As part of the agreement that saved Neverland, all of the property inside the house had to be removed quickly, and Mr. Jackson’s representatives hired a Los Angeles auction house, Julien’s Auctions, to prepare a sale of memorabilia from the ranch, according to court papers. More than 2,000 items were to be put up for sale in April 2009, and the value of the auction was estimated at up to $20 million.

But shortly before the sale, Mr. Jackson sued to prevent it, saying that he had never been given an opportunity to remove personal items. On the day the exhibition of the sale opened to the public — in a converted former department store in Beverly Hills — the auction house and Mr. Jackson announced that they had reached a settlement to return all of the property to him.

By early 2009, Mr. Jackson was living in a $100,000-a-month mansion in Bel Air, to be closer to “where all the action is” in the entertainment business, his manager at the time, Tohme Tohme, told The Los Angeles Times.

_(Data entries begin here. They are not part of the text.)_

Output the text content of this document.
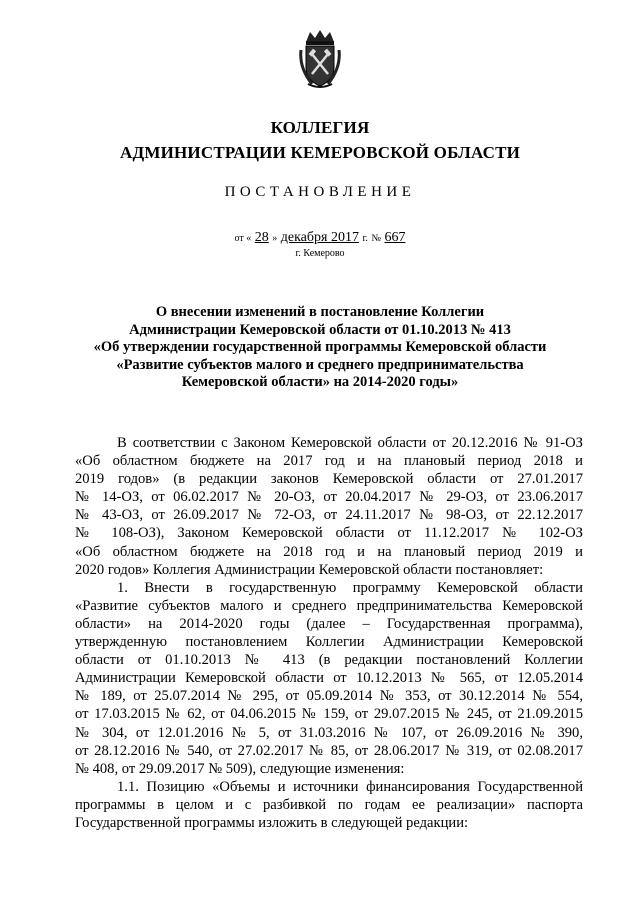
КОЛЛЕГИЯ
АДМИНИСТРАЦИИ КЕМЕРОВСКОЙ ОБЛАСТИ
ПОСТАНОВЛЕНИЕ
от « 28 » декабря 2017 г. № 667
г. Кемерово
О внесении изменений в постановление Коллегии
Администрации Кемеровской области от 01.10.2013 № 413
«Об утверждении государственной программы Кемеровской области
«Развитие субъектов малого и среднего предпринимательства
Кемеровской области» на 2014-2020 годы»
В соответствии с Законом Кемеровской области от 20.12.2016 № 91-ОЗ
«Об областном бюджете на 2017 год и на плановый период 2018 и
2019 годов» (в редакции законов Кемеровской области от 27.01.2017
№ 14-ОЗ, от 06.02.2017 № 20-ОЗ, от 20.04.2017 № 29-ОЗ, от 23.06.2017
№ 43-ОЗ, от 26.09.2017 № 72-ОЗ, от 24.11.2017 № 98-ОЗ, от 22.12.2017
№ 108-ОЗ), Законом Кемеровской области от 11.12.2017 № 102-ОЗ
«Об областном бюджете на 2018 год и на плановый период 2019 и
2020 годов» Коллегия Администрации Кемеровской области постановляет:
1. Внести в государственную программу Кемеровской области
«Развитие субъектов малого и среднего предпринимательства Кемеровской
области» на 2014-2020 годы (далее – Государственная программа),
утвержденную постановлением Коллегии Администрации Кемеровской
области от 01.10.2013 № 413 (в редакции постановлений Коллегии
Администрации Кемеровской области от 10.12.2013 № 565, от 12.05.2014
№ 189, от 25.07.2014 № 295, от 05.09.2014 № 353, от 30.12.2014 № 554,
от 17.03.2015 № 62, от 04.06.2015 № 159, от 29.07.2015 № 245, от 21.09.2015
№ 304, от 12.01.2016 № 5, от 31.03.2016 № 107, от 26.09.2016 № 390,
от 28.12.2016 № 540, от 27.02.2017 № 85, от 28.06.2017 № 319, от 02.08.2017
№ 408, от 29.09.2017 № 509), следующие изменения:
1.1. Позицию «Объемы и источники финансирования Государственной
программы в целом и с разбивкой по годам ее реализации» паспорта
Государственной программы изложить в следующей редакции:
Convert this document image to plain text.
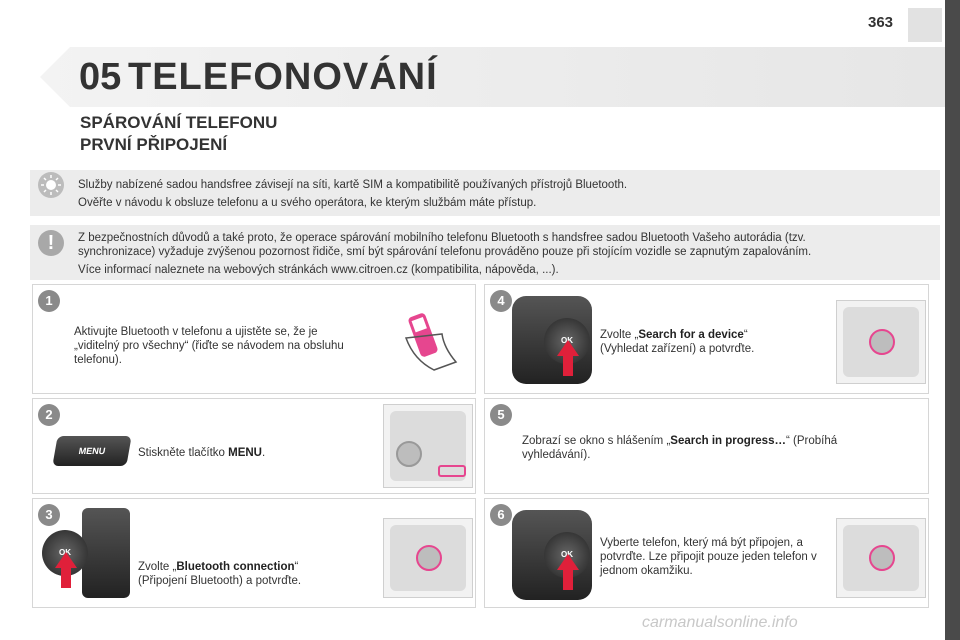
363
05 TELEFONOVÁNÍ
SPÁROVÁNÍ TELEFONU
PRVNÍ PŘIPOJENÍ
Služby nabízené sadou handsfree závisejí na síti, kartě SIM a kompatibilitě používaných přístrojů Bluetooth.
Ověřte v návodu k obsluze telefonu a u svého operátora, ke kterým službám máte přístup.
!	Z bezpečnostních důvodů a také proto, že operace spárování mobilního telefonu Bluetooth s handsfree sadou Bluetooth Vašeho autorádia (tzv.
synchronizace) vyžaduje zvýšenou pozornost řidiče, smí být spárování telefonu prováděno pouze při stojícím vozidle se zapnutým zapalováním.
Více informací naleznete na webových stránkách www.citroen.cz (kompatibilita, nápověda, ...).
1
Aktivujte Bluetooth v telefonu a ujistěte se, že je „viditelný pro všechny“ (řiďte se návodem na obsluhu telefonu).
2
MENU	Stiskněte tlačítko MENU.
3
OK
Zvolte „Bluetooth connection“
(Připojení Bluetooth) a potvrďte.
4
OK	Zvolte „Search for a device“
(Vyhledat zařízení) a potvrďte.
5
Zobrazí se okno s hlášením „Search in progress…“ (Probíhá vyhledávání).
6
OK
Vyberte telefon, který má být připojen, a potvrďte. Lze připojit pouze jeden telefon v jednom okamžiku.
carmanualsonline.info
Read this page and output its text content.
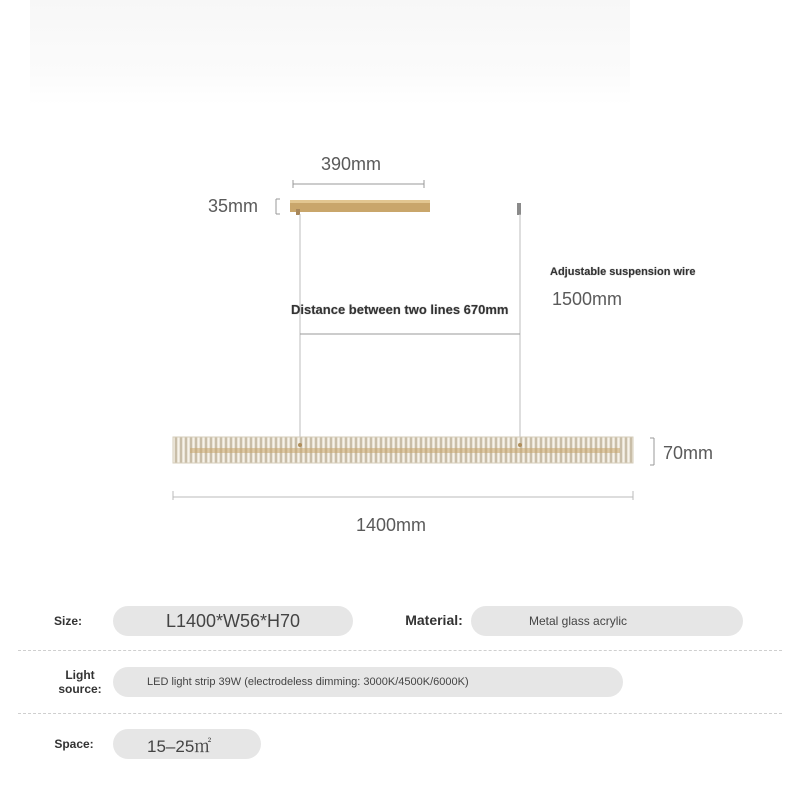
390mm
35mm
Adjustable suspension wire
1500mm
Distance between two lines 670mm
70mm
1400mm
Size:	L1400*W56*H70	Material:	Metal glass acrylic
Light
source:	LED light strip 39W (electrodeless dimming: 3000K/4500K/6000K)
Space:	15–25㎡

A spokesman for the Los Angeles Police Department said Mr. Jackson was not pronounced dead until about 2:30 p.m. The department assigned its robbery and homicide division to investigate the death, but the spokesman said that was because of Mr. Jackson’s celebrity. “Don’t read into anything,” the spokesman told reporters at the Bel Air house. He said the coroner had taken possession of the body and would conduct an investigation.

In another indication that the scrutiny never stopped, paparazzi were already waiting outside Mr. Jackson’s home when the ambulance arrived to take him to the hospital.